UK businesses must “wake up” to the dangers poised by a new EU law on web privacy, the Information Commissioner’s Office (ICO) said today.
From May 25th an amendment to the EU’s Privacy and Electronic Communications Directive will require firms to obtain consent from visitors to their website before collecting and storing their personal data.
Cookies, small files that a website puts on a user’s computer so that it can remember something, are commonly used by retailers to save personal data such as payment details and property addresses but will be illegal to use unless agreed by consumers.
Christopher Graham, Information Commissioner, said: “While the roll out of this new law will be a challenge, it will have positive benefits as it will give people more choice and control over what information businesses and other organisations can store on and access from consumers’ own computers.

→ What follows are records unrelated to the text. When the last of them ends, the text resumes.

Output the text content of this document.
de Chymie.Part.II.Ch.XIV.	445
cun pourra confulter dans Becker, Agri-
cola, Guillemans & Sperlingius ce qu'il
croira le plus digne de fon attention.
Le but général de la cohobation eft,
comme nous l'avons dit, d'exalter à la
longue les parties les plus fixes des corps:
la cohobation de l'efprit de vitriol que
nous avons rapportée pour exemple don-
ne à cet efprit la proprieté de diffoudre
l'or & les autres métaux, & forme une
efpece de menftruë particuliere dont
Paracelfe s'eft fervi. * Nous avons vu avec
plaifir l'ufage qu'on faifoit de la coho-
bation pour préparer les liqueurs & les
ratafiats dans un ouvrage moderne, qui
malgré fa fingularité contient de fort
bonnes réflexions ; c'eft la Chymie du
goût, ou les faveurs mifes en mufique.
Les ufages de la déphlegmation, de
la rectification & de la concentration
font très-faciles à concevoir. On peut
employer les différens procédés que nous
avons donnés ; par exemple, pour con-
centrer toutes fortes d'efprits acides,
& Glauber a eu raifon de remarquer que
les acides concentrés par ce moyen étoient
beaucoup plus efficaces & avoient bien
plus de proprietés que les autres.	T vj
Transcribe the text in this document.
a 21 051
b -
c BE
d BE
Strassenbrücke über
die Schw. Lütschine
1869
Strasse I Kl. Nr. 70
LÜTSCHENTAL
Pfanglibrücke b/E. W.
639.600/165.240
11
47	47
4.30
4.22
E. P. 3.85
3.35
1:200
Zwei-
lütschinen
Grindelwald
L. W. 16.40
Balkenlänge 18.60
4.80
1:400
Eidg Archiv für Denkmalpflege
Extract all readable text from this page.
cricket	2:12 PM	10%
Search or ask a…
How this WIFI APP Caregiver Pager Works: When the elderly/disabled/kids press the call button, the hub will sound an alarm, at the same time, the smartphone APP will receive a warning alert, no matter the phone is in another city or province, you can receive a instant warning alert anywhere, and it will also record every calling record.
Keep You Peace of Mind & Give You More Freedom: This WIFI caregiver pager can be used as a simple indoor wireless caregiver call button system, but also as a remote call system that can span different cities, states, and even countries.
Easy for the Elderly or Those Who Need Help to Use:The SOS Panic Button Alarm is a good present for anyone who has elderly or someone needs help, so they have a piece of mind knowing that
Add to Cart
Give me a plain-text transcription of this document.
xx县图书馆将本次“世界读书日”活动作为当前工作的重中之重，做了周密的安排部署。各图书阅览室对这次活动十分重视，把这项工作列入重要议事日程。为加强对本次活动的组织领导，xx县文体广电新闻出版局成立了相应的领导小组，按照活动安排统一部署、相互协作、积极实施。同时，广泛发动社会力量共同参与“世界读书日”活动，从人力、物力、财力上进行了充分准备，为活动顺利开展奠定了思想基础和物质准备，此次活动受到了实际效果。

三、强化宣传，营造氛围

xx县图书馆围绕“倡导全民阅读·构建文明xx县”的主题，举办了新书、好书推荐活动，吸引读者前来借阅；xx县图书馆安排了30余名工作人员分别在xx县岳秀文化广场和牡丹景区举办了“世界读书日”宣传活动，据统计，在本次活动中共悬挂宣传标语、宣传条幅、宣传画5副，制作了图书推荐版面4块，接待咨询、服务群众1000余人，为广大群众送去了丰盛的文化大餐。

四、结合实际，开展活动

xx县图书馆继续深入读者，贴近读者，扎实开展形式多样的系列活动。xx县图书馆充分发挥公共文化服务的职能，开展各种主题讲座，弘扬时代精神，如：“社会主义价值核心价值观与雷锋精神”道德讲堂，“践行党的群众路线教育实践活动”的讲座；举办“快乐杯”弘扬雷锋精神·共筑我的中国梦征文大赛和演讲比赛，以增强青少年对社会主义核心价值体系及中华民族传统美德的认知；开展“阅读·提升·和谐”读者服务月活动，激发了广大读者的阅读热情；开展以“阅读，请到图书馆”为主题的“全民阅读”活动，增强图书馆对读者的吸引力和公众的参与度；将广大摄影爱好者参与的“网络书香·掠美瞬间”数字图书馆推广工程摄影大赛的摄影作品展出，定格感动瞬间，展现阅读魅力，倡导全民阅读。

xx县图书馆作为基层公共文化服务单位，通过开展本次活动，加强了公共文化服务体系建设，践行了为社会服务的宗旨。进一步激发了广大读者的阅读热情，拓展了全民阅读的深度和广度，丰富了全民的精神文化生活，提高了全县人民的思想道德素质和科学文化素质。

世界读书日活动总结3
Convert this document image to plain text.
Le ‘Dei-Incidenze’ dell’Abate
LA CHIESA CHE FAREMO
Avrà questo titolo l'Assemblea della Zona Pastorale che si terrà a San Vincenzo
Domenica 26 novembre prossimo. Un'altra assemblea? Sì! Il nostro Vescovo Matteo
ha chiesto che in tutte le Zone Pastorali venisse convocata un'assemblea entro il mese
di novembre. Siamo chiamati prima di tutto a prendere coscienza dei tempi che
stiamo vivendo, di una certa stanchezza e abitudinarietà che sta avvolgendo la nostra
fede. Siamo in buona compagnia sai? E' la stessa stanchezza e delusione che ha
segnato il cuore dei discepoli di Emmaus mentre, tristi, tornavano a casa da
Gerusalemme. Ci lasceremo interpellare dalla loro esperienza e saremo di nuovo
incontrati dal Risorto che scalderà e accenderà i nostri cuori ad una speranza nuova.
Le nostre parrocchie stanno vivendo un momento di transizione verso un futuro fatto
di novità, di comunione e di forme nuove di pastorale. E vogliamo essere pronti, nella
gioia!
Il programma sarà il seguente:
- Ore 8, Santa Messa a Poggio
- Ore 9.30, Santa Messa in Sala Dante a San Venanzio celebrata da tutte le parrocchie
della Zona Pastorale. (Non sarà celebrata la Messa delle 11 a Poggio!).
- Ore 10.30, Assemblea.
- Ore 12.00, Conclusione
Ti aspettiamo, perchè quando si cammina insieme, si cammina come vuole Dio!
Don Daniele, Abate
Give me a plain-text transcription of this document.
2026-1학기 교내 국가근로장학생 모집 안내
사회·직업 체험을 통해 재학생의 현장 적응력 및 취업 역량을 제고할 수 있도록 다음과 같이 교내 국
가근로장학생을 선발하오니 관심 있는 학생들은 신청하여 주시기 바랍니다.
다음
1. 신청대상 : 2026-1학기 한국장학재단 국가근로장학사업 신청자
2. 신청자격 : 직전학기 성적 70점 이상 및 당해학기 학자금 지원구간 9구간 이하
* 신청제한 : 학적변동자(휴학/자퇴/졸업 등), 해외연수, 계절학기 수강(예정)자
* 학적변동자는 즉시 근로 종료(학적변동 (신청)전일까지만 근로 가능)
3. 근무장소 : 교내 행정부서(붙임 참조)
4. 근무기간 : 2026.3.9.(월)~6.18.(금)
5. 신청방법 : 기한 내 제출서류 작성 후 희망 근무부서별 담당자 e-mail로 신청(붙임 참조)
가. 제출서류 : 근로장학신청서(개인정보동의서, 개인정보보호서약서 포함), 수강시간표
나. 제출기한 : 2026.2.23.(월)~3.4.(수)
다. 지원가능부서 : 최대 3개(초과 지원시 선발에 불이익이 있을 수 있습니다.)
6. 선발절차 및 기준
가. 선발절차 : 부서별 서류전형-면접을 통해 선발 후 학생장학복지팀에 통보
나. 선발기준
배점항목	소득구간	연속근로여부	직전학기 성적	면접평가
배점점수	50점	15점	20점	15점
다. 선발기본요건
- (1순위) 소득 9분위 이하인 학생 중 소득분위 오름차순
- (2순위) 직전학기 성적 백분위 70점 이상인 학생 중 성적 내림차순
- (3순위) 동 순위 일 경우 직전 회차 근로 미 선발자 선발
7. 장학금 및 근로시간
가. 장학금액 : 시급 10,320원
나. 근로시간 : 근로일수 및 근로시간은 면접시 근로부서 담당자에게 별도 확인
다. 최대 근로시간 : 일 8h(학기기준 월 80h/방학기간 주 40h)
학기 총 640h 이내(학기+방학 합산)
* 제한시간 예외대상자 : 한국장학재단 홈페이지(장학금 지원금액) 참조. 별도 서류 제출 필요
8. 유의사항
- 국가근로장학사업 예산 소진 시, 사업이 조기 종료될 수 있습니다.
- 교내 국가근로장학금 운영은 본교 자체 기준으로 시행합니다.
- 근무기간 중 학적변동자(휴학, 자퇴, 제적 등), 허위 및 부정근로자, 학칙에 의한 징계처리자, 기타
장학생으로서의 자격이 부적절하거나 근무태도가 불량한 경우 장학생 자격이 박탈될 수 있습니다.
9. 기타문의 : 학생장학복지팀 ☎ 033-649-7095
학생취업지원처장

“The directive will come into force in less than two months time and businesses and organisations running websites in the UK must wake up to the fact that this is happening.”
Transactional websites and social media platforms have been a useful way for retailers to collect consumer details in order to improve their online offerings, and retail has only just begun to access the potential of working with sites like Facebook.
Ed Vaizey, Minister for Culture, Communications and the Creative Industries, commented: “We recognise that work will not be complete by the implementation deadline. The government is clear that it will take time for meaningful solutions to be developed, evaluated and rolled out.
This is not the only new piece of legislation which e-tailers need to adapt to, with the Advertising Standards Authority given new powers from this month to clamp down on misleading online marketing material.